Dystopian action films such as The Purge: Election Year have been rather divisive and overblown lately. It’s a subgenre that’s fairly been exploited, which happens with any genre alongside the action. The dystopian elements and the underlying themes serve merely as a plot device for all the things that visibly escalate. And even though they’re based in the distant or near future, things that take place look barely any different to things from today or even a decade or two ago.
Such is the repetitiveness of the modern-day action genre. The Purge franchise has pretty much been among the weaker action and dystopian films too. It barely manages to have a grain of originality but isn’t the worst thing to ever happen to at least the action genre.
The Purge: Election Year is nothing worth watching, but we won’t criticize you for finding it okay, unlike its predecessors. It’s fairly better than the first two films in multiple facets but is still a middling film overall. It provides more fashionable scenarios and sequences than the first two films, but unfortunately, that’s all it does and makes the fact that it’s produced by Michael Bay understandable.
How to Download The Purge: Election Year
The Movie Review
The premise of the story is nothing very interesting by itself, but it does feature a bunch of interesting scenes and sequences that one could simply watch on YouTube. The Purge: Election Year’s scenarios sound fashionable but only on paper. The story and the characters do not compel you much, but they’re not terribly written either.
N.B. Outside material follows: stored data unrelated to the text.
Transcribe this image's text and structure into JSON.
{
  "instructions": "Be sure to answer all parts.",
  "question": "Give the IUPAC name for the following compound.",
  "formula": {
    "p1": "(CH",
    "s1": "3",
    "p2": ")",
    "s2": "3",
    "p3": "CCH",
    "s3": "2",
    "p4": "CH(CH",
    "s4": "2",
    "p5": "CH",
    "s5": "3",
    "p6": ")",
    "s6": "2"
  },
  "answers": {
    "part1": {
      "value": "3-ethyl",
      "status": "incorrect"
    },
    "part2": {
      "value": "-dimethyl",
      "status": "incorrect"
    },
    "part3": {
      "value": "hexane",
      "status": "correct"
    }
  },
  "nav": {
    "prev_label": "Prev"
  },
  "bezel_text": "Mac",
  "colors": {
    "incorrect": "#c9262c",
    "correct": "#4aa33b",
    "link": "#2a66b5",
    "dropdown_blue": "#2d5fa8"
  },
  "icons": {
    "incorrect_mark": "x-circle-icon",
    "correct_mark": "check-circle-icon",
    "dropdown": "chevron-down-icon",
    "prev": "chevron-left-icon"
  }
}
It starts in 2022, where a young Charlene “Charlie” Roan and her family are kidnapped by a Purger who makes them play a deadly game where the mother chooses the sole survivor of the family, whereas everyone else would die.
Charlie, who’s chosen by her mother gets to experience the trauma of watching her mother, father and brother die. Eighteen years after the incident,
Charlie is now a U.S. senator and campaigns for the presidency. Her premise is to end the annual Purge nights. Edwidge Owens and his party The New Founding Fathers of America (NFFA) begin to see Roan as a threat and revoke government officials’ immunity from purge nights. It is clear that all things in this relatively close dystopian future go in favor of purging.
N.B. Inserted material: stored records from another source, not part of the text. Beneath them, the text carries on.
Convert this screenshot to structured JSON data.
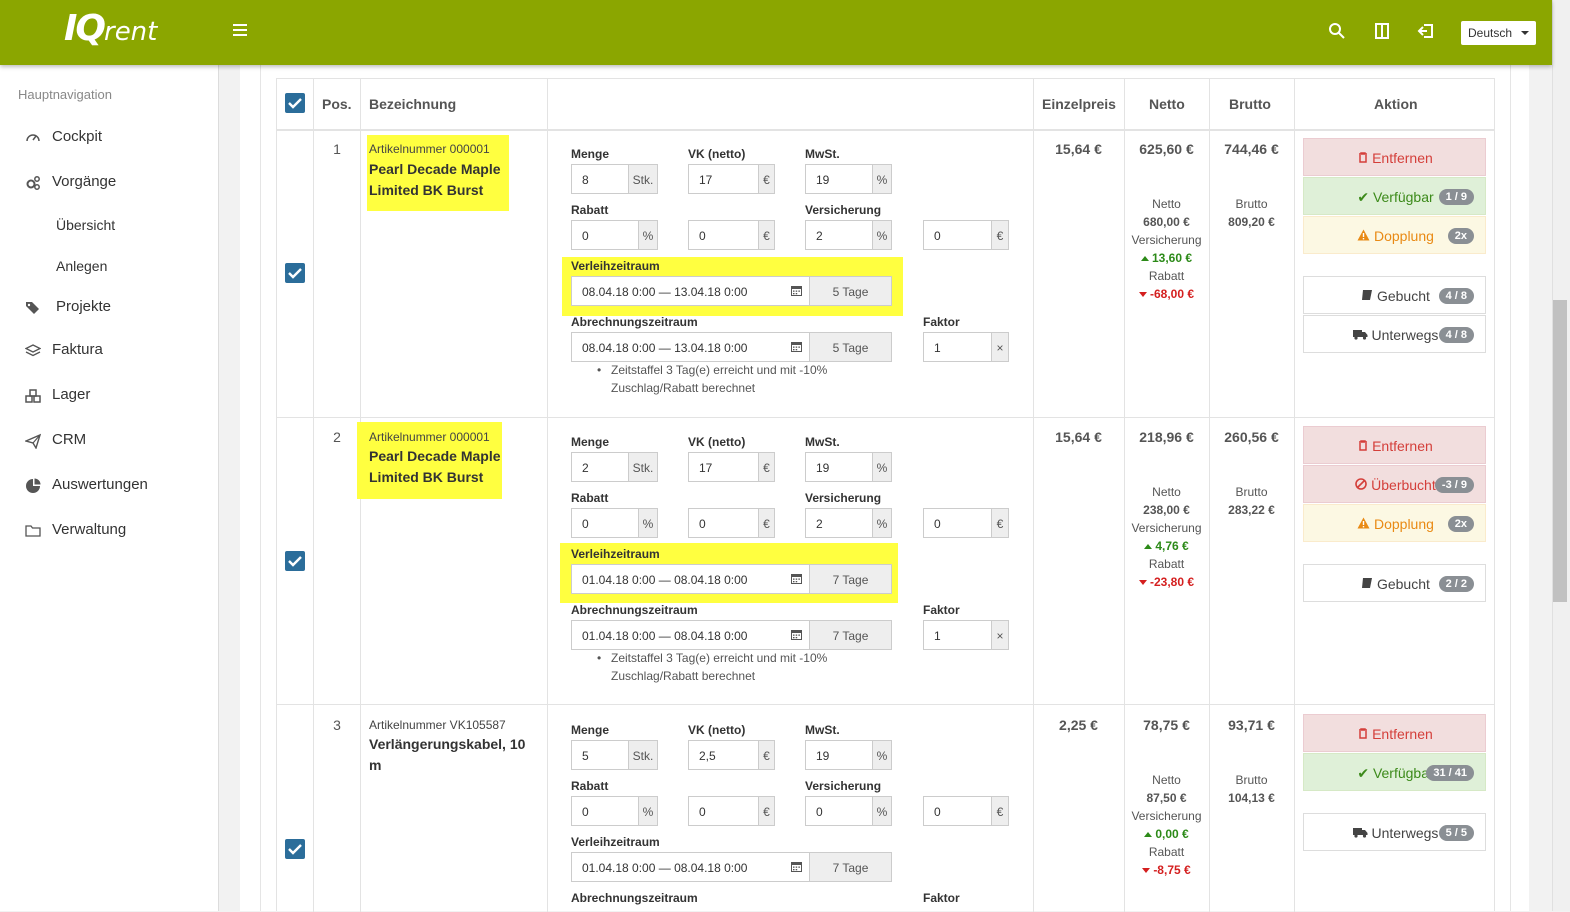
{
  "header": {
    "logo_bold": "IQ",
    "logo_rest": "rent",
    "language": "Deutsch",
    "brand_color": "#8ba600"
  },
  "sidebar": {
    "title": "Hauptnavigation",
    "items": [
      {
        "label": "Cockpit",
        "icon": "gauge-icon"
      },
      {
        "label": "Vorgänge",
        "icon": "gears-icon"
      },
      {
        "label": "Übersicht",
        "icon": ""
      },
      {
        "label": "Anlegen",
        "icon": ""
      },
      {
        "label": "Projekte",
        "icon": "tags-icon"
      },
      {
        "label": "Faktura",
        "icon": "layers-icon"
      },
      {
        "label": "Lager",
        "icon": "boxes-icon"
      },
      {
        "label": "CRM",
        "icon": "paper-plane-icon"
      },
      {
        "label": "Auswertungen",
        "icon": "pie-chart-icon"
      },
      {
        "label": "Verwaltung",
        "icon": "folder-icon"
      }
    ]
  },
  "table": {
    "headers": {
      "pos": "Pos.",
      "bezeichnung": "Bezeichnung",
      "einzelpreis": "Einzelpreis",
      "netto": "Netto",
      "brutto": "Brutto",
      "aktion": "Aktion"
    },
    "labels": {
      "menge": "Menge",
      "vk": "VK (netto)",
      "mwst": "MwSt.",
      "rabatt": "Rabatt",
      "versicherung": "Versicherung",
      "verleihzeitraum": "Verleihzeitraum",
      "abrechnungszeitraum": "Abrechnungszeitraum",
      "faktor": "Faktor",
      "stk": "Stk.",
      "percent": "%",
      "euro": "€",
      "times": "×",
      "netto": "Netto",
      "brutto": "Brutto",
      "versicherung_small": "Versicherung",
      "rabatt_small": "Rabatt"
    },
    "rows": [
      {
        "pos": "1",
        "artno": "Artikelnummer 000001",
        "name": "Pearl Decade Maple Limited BK Burst",
        "menge": "8",
        "vk": "17",
        "mwst": "19",
        "rabatt": "0",
        "rabatt_eur": "0",
        "versicherung": "2",
        "versicherung_eur": "0",
        "verleih": "08.04.18 0:00 — 13.04.18 0:00",
        "verleih_tage": "5 Tage",
        "abrechnung": "08.04.18 0:00 — 13.04.18 0:00",
        "abrechnung_tage": "5 Tage",
        "faktor": "1",
        "note": "Zeitstaffel 3 Tag(e) erreicht und mit -10% Zuschlag/Rabatt berechnet",
        "einzelpreis": "15,64 €",
        "netto": "625,60 €",
        "brutto": "744,46 €",
        "netto_base": "680,00 €",
        "versicherung_val": "13,60 €",
        "rabatt_val": "-68,00 €",
        "brutto_base": "809,20 €",
        "actions": {
          "remove": "Entfernen",
          "status": "Verfügbar",
          "status_badge": "1 / 9",
          "dup": "Dopplung",
          "dup_badge": "2x",
          "booked": "Gebucht",
          "booked_badge": "4 / 8",
          "transit": "Unterwegs",
          "transit_badge": "4 / 8"
        }
      },
      {
        "pos": "2",
        "artno": "Artikelnummer 000001",
        "name": "Pearl Decade Maple Limited BK Burst",
        "menge": "2",
        "vk": "17",
        "mwst": "19",
        "rabatt": "0",
        "rabatt_eur": "0",
        "versicherung": "2",
        "versicherung_eur": "0",
        "verleih": "01.04.18 0:00 — 08.04.18 0:00",
        "verleih_tage": "7 Tage",
        "abrechnung": "01.04.18 0:00 — 08.04.18 0:00",
        "abrechnung_tage": "7 Tage",
        "faktor": "1",
        "note": "Zeitstaffel 3 Tag(e) erreicht und mit -10% Zuschlag/Rabatt berechnet",
        "einzelpreis": "15,64 €",
        "netto": "218,96 €",
        "brutto": "260,56 €",
        "netto_base": "238,00 €",
        "versicherung_val": "4,76 €",
        "rabatt_val": "-23,80 €",
        "brutto_base": "283,22 €",
        "actions": {
          "remove": "Entfernen",
          "status": "Überbucht",
          "status_badge": "-3 / 9",
          "dup": "Dopplung",
          "dup_badge": "2x",
          "booked": "Gebucht",
          "booked_badge": "2 / 2"
        }
      },
      {
        "pos": "3",
        "artno": "Artikelnummer VK105587",
        "name": "Verlängerungskabel, 10 m",
        "menge": "5",
        "vk": "2,5",
        "mwst": "19",
        "rabatt": "0",
        "rabatt_eur": "0",
        "versicherung": "0",
        "versicherung_eur": "0",
        "verleih": "01.04.18 0:00 — 08.04.18 0:00",
        "verleih_tage": "7 Tage",
        "einzelpreis": "2,25 €",
        "netto": "78,75 €",
        "brutto": "93,71 €",
        "netto_base": "87,50 €",
        "versicherung_val": "0,00 €",
        "rabatt_val": "-8,75 €",
        "brutto_base": "104,13 €",
        "actions": {
          "remove": "Entfernen",
          "status": "Verfügbar",
          "status_badge": "31 / 41",
          "transit": "Unterwegs",
          "transit_badge": "5 / 5"
        }
      }
    ]
  }
}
It’s a depressing universe, but for all the toxic reasons, even the agenda of the purge-resisting kind are pretty dense. James DeMonaco’s storyline is something that could’ve worked much better for a video game instead. The political thrill goes on in the background for the most part, while what we witness throughout the film is Purging every other minute.
The direction is not very subtle either and relies much more on either the spectacle or the dialogue, which surprisingly isn’t corny enough for a middling film. The actors are not to blame for a film that barely allows them to act either.
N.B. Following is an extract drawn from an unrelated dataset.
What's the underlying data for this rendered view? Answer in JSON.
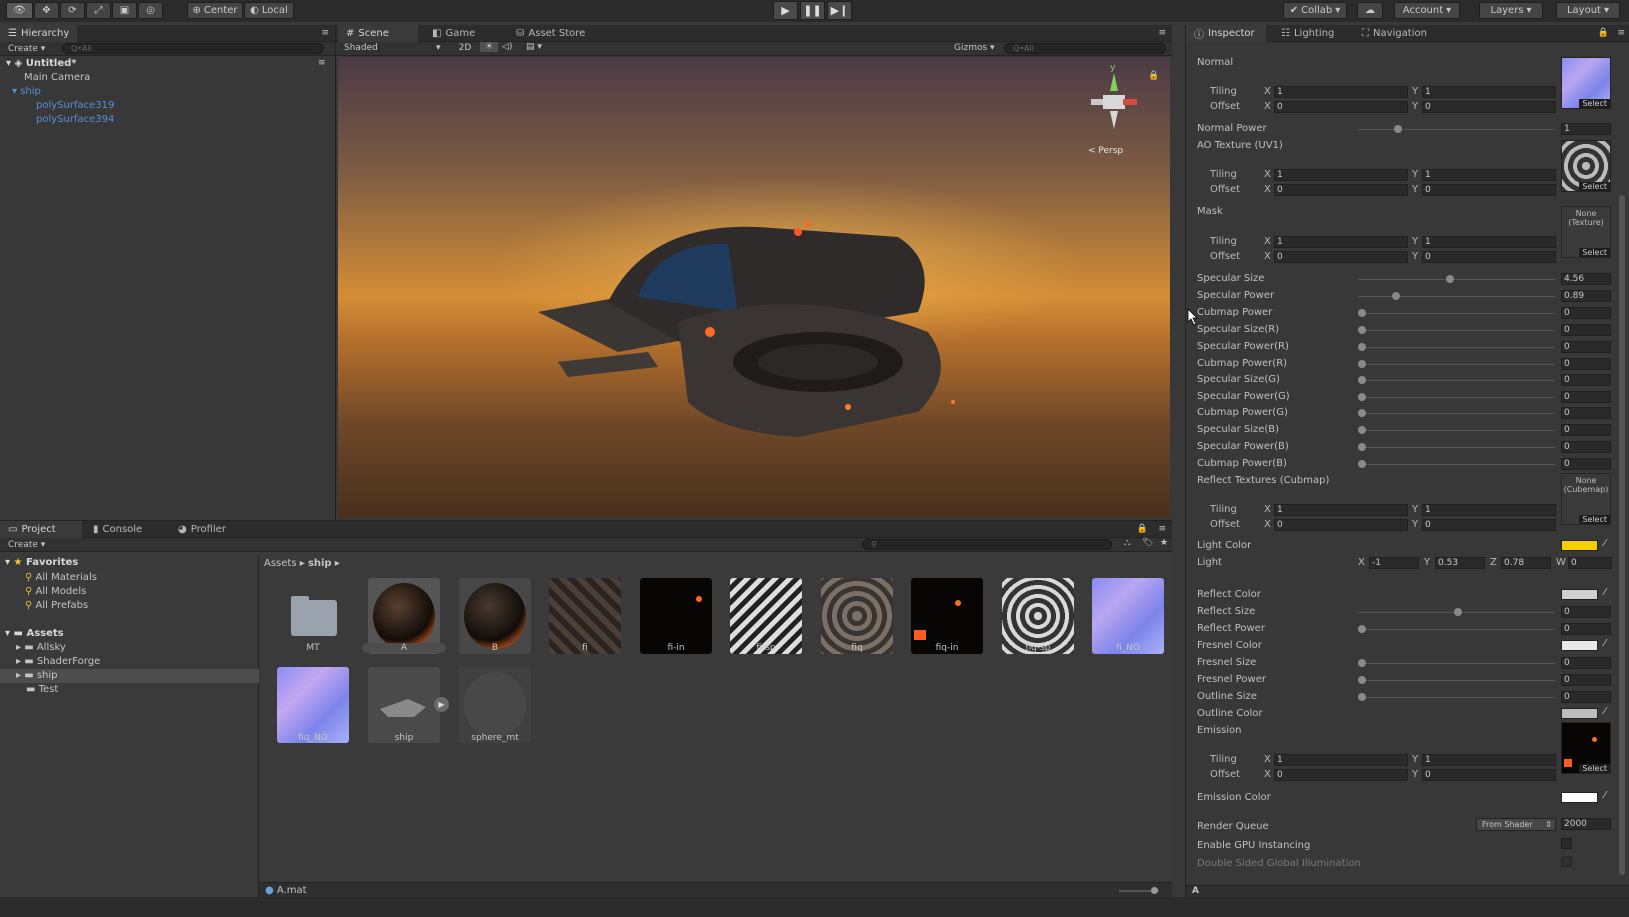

Speaking of the storyline fitting the nature of a video game better, it’s not necessarily the premise that would work better as a video game, but the way it entirely plays out too.
As a film, there’s very little artistry that it offers but is not necessarily terrible. In fact, the context of the political aspects is much superior to the prior two films. Jacques Jouffret’s cinematography and Nathan Whitehead’s original score are about as mediocre as the film itself.
The only aspect that works as a pro is that it doesn’t necessarily suck at a good number of aspects.
The Purge: Election Year is a slightly superior, yet still middling entry to The Purge franchise. It’s something we’d never recommend, but also a film we won’t judge you for watching and enjoying.